Pooled Income Funds

Contact for Pooled Income Funds

Terri Houston
Director of Major Gifts and Planned Giving

Phone: 617-879-2126
Email: thouston@wheelock.edu

A pooled income fund is similar to a mutual fund. Your contribution is commingled with the gifts of other donors for investment purposes; you or your named beneficiary receive annual interest and dividend income based on your pro rata share of the fund's units.

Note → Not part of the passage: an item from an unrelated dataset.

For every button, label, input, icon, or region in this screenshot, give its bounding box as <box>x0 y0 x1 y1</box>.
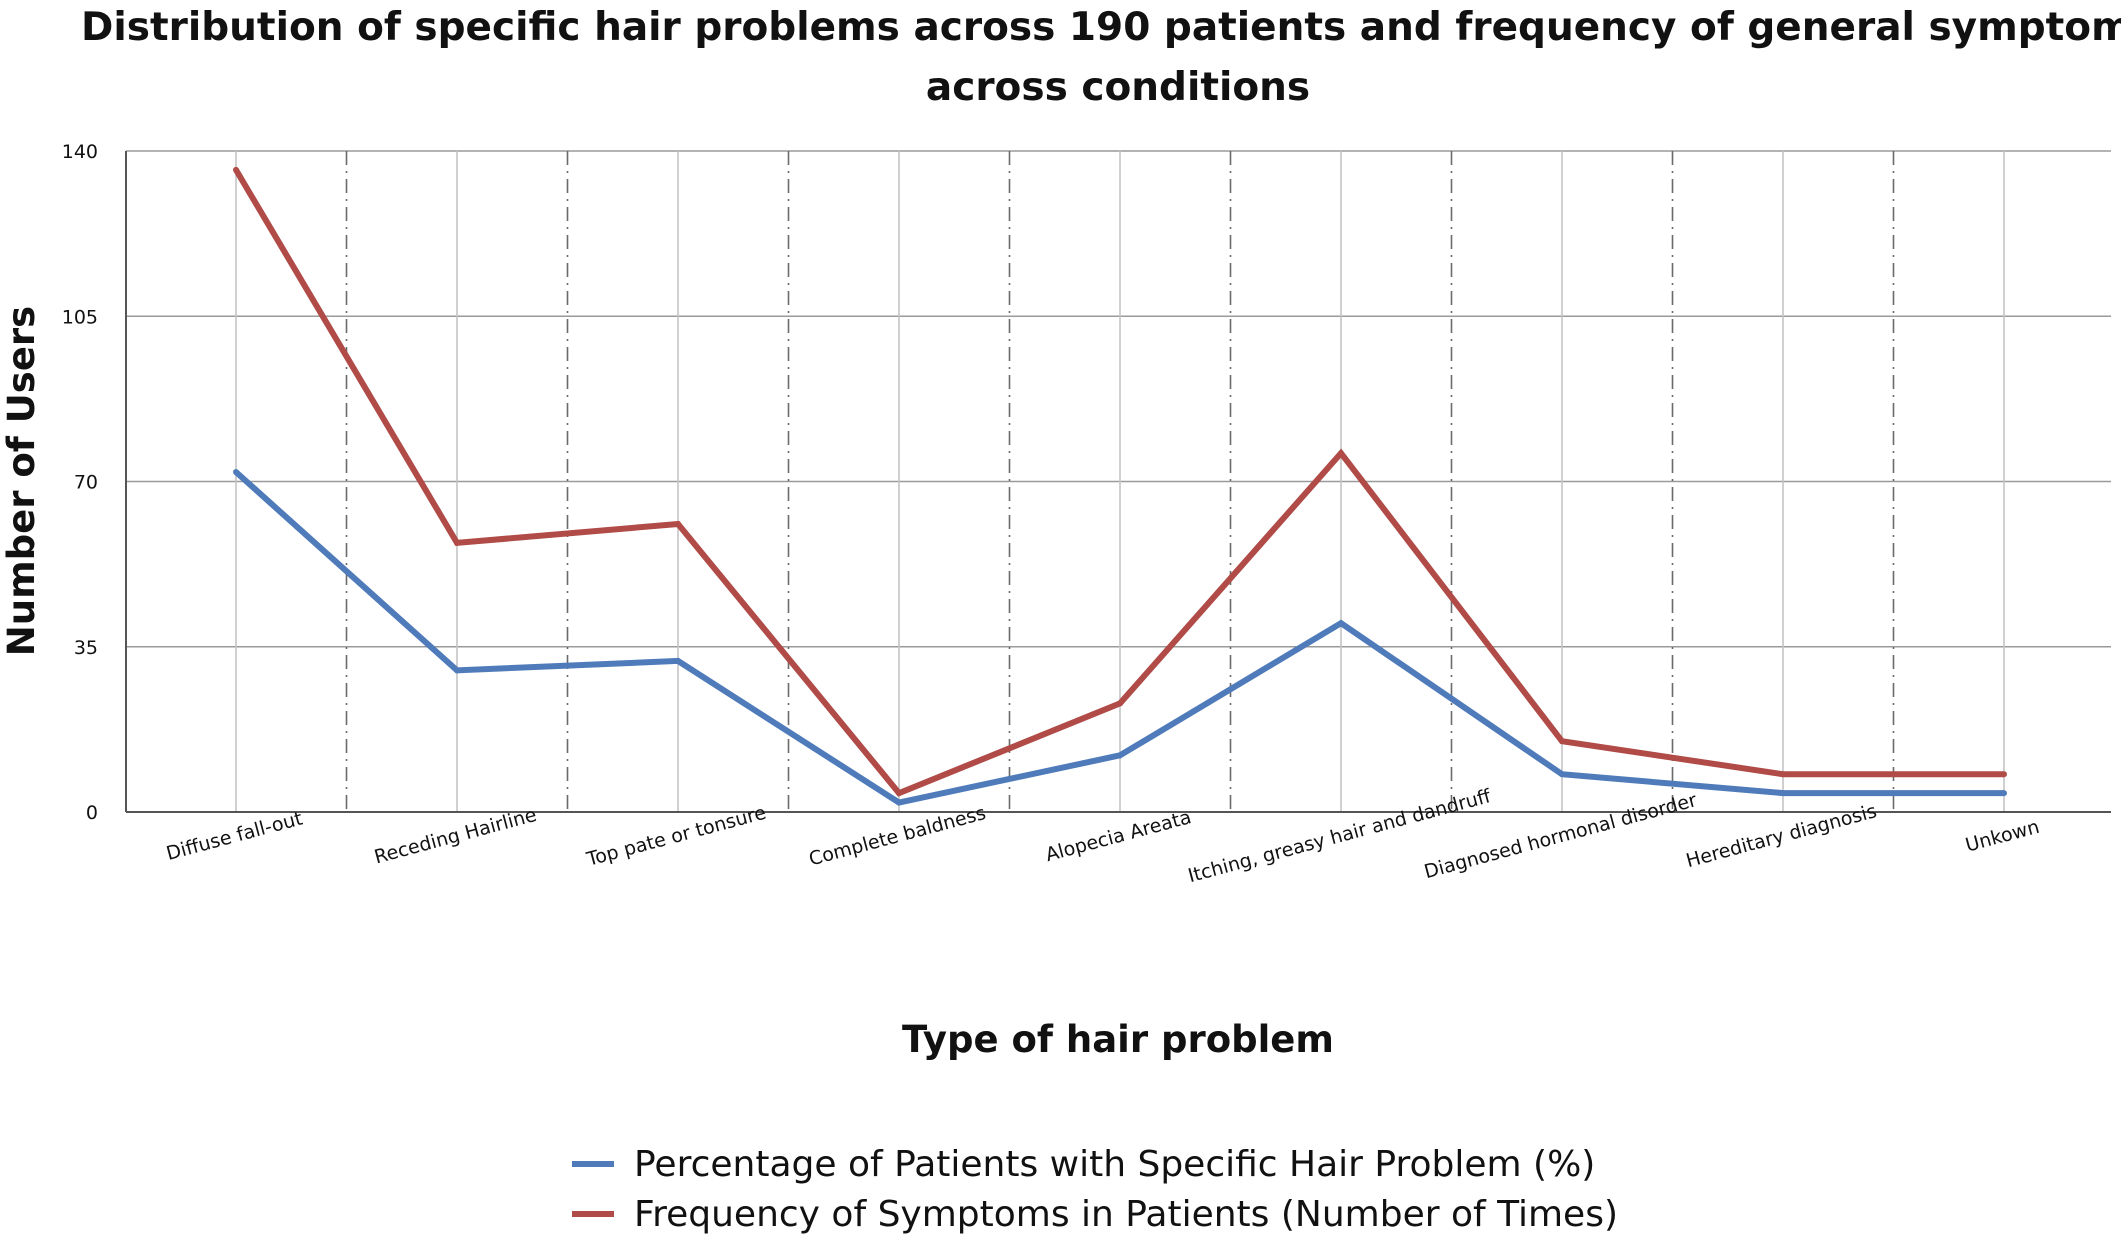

At the end of the lifetime of the income beneficiaries, the value of your units in the fund at that time becomes available for the College's use.

Capital gains taxes are completely avoided when long-term appreciated assets are transferred to the fund, and an immediate charitable income tax deduction is available.

What is a pooled income fund?

Gift agreement with Wheelock that pays you variable income for life.

Why should I contribute to a pooled income fund?

Secure an income stream for life.

When should I contribute to a pooled income fund?

Best for those in retirement years.

What are the benefits?

  • A gift to Wheelock,
  • Variable income for life based on the market value of the fund,
  • Income tax charitable deduction, and
  • Reduced capital gains taxes on appreciated assets.

How is this gift funded?

Typically funded with cash, appreciated securities, or credit card, there is a 10,000 minimum gift to create a pooled income fund. Subsequent additions to an established pooled income fund may be smaller.